First PROTAC Degradation of Mulit-Pass Transmembrane Protein

Cancer cells exploit proteins involved in energy metabolism to maintain a steady supply of building blocks necessary for increased proliferation. Many transporters play a role in the process of shuttling water, nutrients, ions, and various metabolic products across the cell membrane, including the solute carrier (SLC) group of proteins. The SLC protein group consists of more than 400 proteins organized into more than 50 families. For example, the SLC9 family is involved in intracellular pH homeostasis, with increased SL9 activity resulting in an elevated intracellular pH and cytosolic alkalinization in cancer. Currently there 12 FDA approved drugs targeting SLC proteins for conditions ranging from hypertension to depression, but recent studies suggest SLC proteins may be attractive targets for cancer drug development.

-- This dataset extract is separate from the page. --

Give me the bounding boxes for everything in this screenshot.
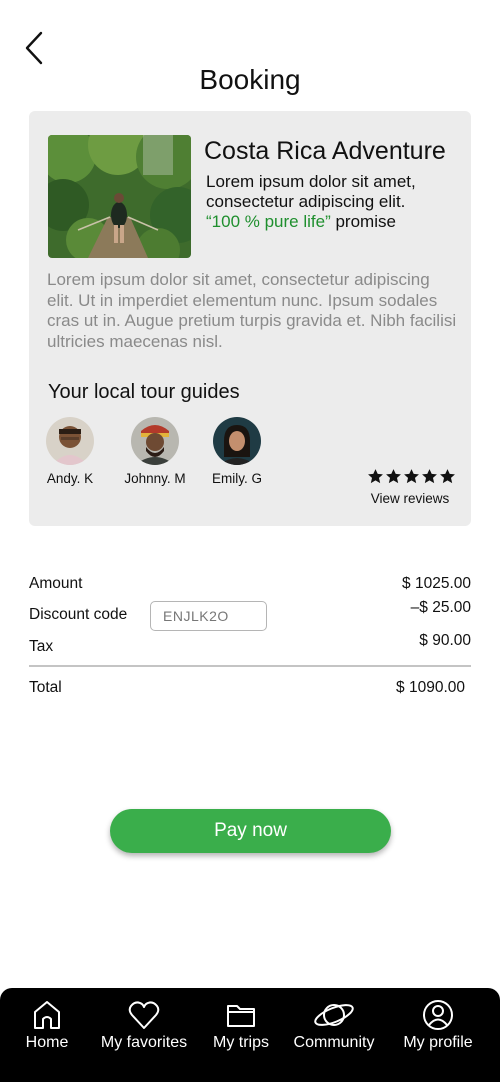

With this end goal, Bensimon et al., aimed to investigate if multi-pass transmembrane proteins like SLCs can be chemically degraded. To first explore this aim, they used the dTAG system to determine that SLCs can undergo phthalimide-mediated degradation using a sample of 13 SLCs. Given that SLCs can localize to differing subcellular locals, they observed various degrees of degradation, but overall all the SLCs tested except those localized to the inner mitochondrial membrane were able to undergo proteasome-mediated degradation. This process was confirmed to require proteolytic machinery using competition experiments including co-treatment of cullin neddylation using a NAE1 inhibitor, addition of excess pomalidomide to saturate CRBN binding, and treatment with proteasome inhibitors. 

Due to limitations with using the dTag approach to genetically degrade SLCs, the group designed a library of SLC9A1 PROTACs based on a previously published SLC9A1 inhibitor to determine if SLC group members can be chemically degraded. SLC9A1 (aka NHE1) exchanges one Na+ ion for one H+ ion contributing to a more alkaline intracellular environment as mentioned above. One of the PROTACs, d9A-2 was able to degrade endogenous SLC9A1 with sub-micromolar concentration in two chronic myelogenous leukemia (CML) cell lines.

The authors also investigated the effect of d9A-2 treatment on SLC9 functionality and cell viability. SLC9 function can be tested by examining the ability of cells to recover from acid load. Compared to the warhead, d9A-2 showed a significant defect in acid recovery with 1 M of PROTAC having the same effect as 25 uM of warhead. The novel SLC PROTAC also showed varied cytotoxicity across cell lines, having the greatest effect on leukemic cancers with an EC50 less than 0.1 uM.  

In conclusion, the Superti-Furga group developed the first SLC PROTAC. This is also the first multi-pass trans-membrane PROTAC, suggesting that in the future even GPCRs can be proteolytically degraded.